1947 was a year of many firsts. It was the year Jackie Robinson became the first Black baseball player on a major league baseball team, the year the first polaroid camera was demonstrated, and the year the Dead Sea Scrolls were discovered. 1947 was also the year Emma Ping Lum became the first female Chinese-American attorney in the United States.
Lum was the daughter of Walter U. Lum and Gum Young Lee. Her father Walter was a prominent civil rights activist who fought against the Chinese Exclusion Act of 1882, and he was the founder of the Chinese Times in San Francisco. Growing up in San Francisco Chinatown, Lum was educated in both Chinese and English. During WWII, her fluency in several Chinese dialects made her an asset to American war efforts, serving in the San Francisco Office of Censorship.

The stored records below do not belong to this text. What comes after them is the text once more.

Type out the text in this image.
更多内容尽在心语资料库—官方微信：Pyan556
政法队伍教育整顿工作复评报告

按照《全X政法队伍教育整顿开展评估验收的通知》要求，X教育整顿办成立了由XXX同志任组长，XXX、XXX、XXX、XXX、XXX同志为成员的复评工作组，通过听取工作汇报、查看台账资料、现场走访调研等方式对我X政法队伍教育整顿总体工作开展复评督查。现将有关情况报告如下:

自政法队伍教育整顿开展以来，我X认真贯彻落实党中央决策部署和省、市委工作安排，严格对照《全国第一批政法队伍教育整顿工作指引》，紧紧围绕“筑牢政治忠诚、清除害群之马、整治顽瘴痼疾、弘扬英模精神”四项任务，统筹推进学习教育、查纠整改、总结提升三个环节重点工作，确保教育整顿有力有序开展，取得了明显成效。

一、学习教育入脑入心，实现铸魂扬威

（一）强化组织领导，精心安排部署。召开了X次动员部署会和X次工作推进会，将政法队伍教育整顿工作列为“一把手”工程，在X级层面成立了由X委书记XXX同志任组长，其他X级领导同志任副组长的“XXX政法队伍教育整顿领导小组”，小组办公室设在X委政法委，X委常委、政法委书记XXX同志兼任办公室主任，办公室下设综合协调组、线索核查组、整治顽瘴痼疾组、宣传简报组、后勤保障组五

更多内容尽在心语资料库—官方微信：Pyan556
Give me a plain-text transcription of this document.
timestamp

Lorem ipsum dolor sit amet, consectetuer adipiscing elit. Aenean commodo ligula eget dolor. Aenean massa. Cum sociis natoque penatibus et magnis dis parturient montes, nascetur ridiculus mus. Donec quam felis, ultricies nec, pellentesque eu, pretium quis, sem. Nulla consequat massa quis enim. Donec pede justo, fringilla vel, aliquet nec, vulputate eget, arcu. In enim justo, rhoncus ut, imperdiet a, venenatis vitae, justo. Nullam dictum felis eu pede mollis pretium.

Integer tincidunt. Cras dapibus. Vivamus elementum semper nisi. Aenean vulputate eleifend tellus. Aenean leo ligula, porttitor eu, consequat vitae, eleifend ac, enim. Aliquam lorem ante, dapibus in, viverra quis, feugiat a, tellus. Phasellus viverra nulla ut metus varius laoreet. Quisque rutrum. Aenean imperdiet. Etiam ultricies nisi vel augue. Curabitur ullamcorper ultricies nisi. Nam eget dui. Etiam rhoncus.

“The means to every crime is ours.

Lum earned her A.B from San Francisco State College in 1934 and an M.A. from Columbia University in 1943. In 1947, Lum graduated from UC Hastings, having been admitted to the California bar shortly thereafter. In 1952, Lum paved the way for many Asian-American womxn by becoming the first female Chinese-American attorney to practice before the United States Supreme Court. By 1966, Lum had a legal practice established at 745 Grant Avenue in San Francisco in the heart of Chinatown where she continued to break boundaries for Chinese-American womxn.
The National Womxn of Color Collective’s West Regional Chair, Kewa Jiang, had this to say about Lum’s legacy:
“As a first generation Chinese-American law student, I am grateful to figuratively and physically walk the path Lum has blazed. As a Bay Area native, I grew up going to San Francisco Chinatown and her story resonates deeply with me. In fact, I have walked by 745 Grant Avenue innumerable times as a child and while working in the Financial District as a paralegal. Her legacy lives on as other female Chinese-American attorneys are able to pursue a career in the law.”